Looking beyond UWO, Tennessen said that he hopes to live in the Kimberly or Appleton area, work as a physical education teacher and coach either baseball or football. He said that he loves being around kids and instilling values that make them  better people. He said that the biggest factor in this was Jack Breese, a P.E. teacher and football coach during his time in high school.

Tennessen said that he hopes that freshmen continue the legacy that he left to them and others had left to him, and hopes that he can instill legacy wherever he goes.

“When I was a freshman I sat back and learned. I want these freshmen to leave the same impact that other seniors did on me,” he said. “Keep that legacy and continue the tradition. I learned about life, school, my job, my relationships, and I want the next kids to follow in my footsteps to do that as well.”

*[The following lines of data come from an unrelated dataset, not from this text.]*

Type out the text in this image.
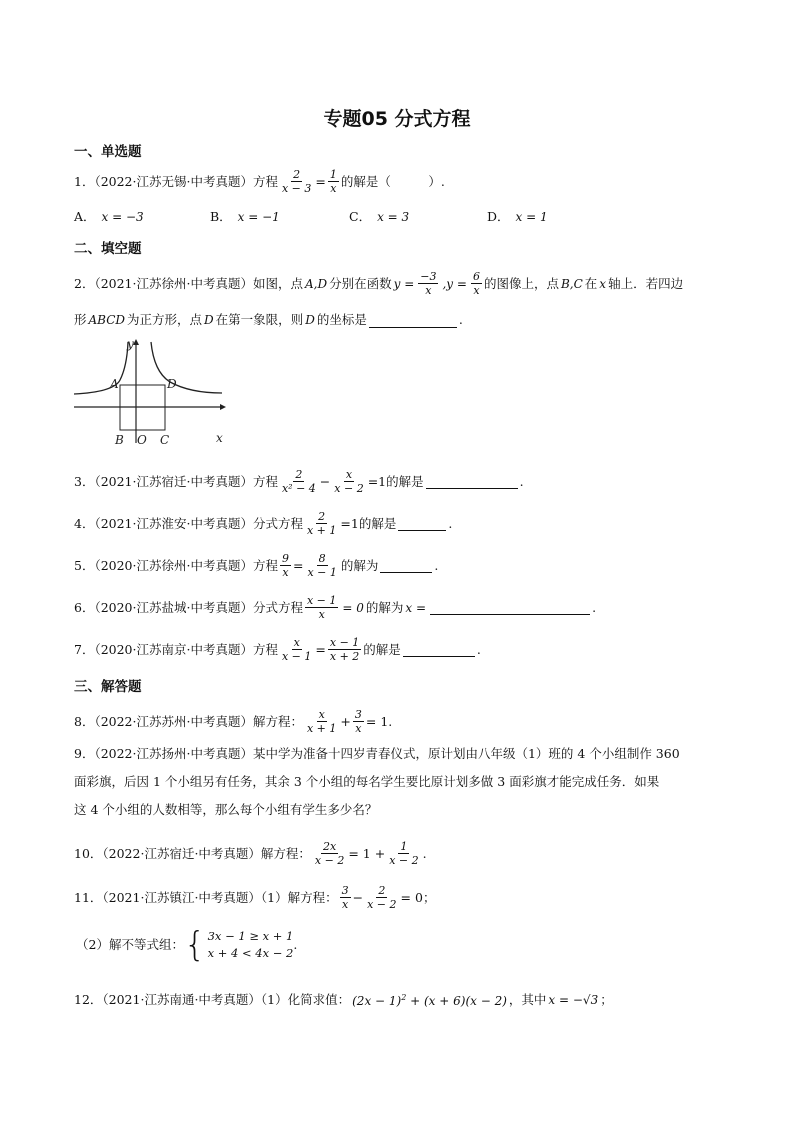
专题05 分式方程
一、单选题
1．（2022·江苏无锡·中考真题）方程 $\frac{2}{x - 3} = \frac{1}{x}$ 的解是（　　　）.
A． x = −3	B． x = −1	C． x = 3	D． x = 1
二、填空题
2．（2021·江苏徐州·中考真题）如图，点 A,D 分别在函数 $y = \frac{-3}{x} ,y = \frac{6}{x}$ 的图像上，点 B,C 在 x 轴上．若四边
形 ABCD 为正方形，点 D 在第一象限，则 D 的坐标是	.
y
x
A	D
B O C
3．（2021·江苏宿迁·中考真题）方程 $\frac{2}{\text{x² − 4}} - \frac{x}{x - 2} =1$ 的解是	.
4．（2021·江苏淮安·中考真题）分式方程 $\frac{2}{x + 1} =1$ 的解是	.
5．（2020·江苏徐州·中考真题）方程 $\frac{9}{x} = \frac{8}{x - 1}$ 的解为	.
6．（2020·江苏盐城·中考真题）分式方程 $\frac{x - 1}{x} = 0$ 的解为 x =	.
7．（2020·江苏南京·中考真题）方程 $\frac{x}{x - 1} = \frac{x - 1}{x + 2}$ 的解是	.
三、解答题
8．（2022·江苏苏州·中考真题）解方程： $\frac{x}{x + 1} + \frac{3}{x} = 1$ .
9．（2022·江苏扬州·中考真题）某中学为准备十四岁青春仪式，原计划由八年级（1）班的 4 个小组制作 360
面彩旗，后因 1 个小组另有任务，其余 3 个小组的每名学生要比原计划多做 3 面彩旗才能完成任务．如果
这 4 个小组的人数相等，那么每个小组有学生多少名？
10．（2022·江苏宿迁·中考真题）解方程： $\frac{2x}{x - 2} = 1 + \frac{1}{x - 2}$ .
11．（2021·江苏镇江·中考真题）（1）解方程： $\frac{3}{x} - \frac{2}{x - 2} = 0$ ；
（2）解不等式组： { 3x − 1 ≥ x + 1
x + 4 < 4x − 2
.
12．（2021·江苏南通·中考真题）（1）化简求值： $(2x - 1)^2 + (x + 6)(x - 2)$ ，其中 x = −√3 ；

Giusti said that he’s considering returning to the Chicagoland area and using his marketing and sales degree after he graduates. He’s unsure if he will return to UWO for another year if he attempts to further his education, but he has started to look into pharmaceutical sales and talked to marketing companies.

He said that the team is in good hands and that the culture will continue to be strong with the next class of players.

“The team culture has never been better,” he said. “I think overall, the future of UWO baseball is in really good hands, especially with the new field. Titan baseball will be (as) successful moving forward as they have been in the past.”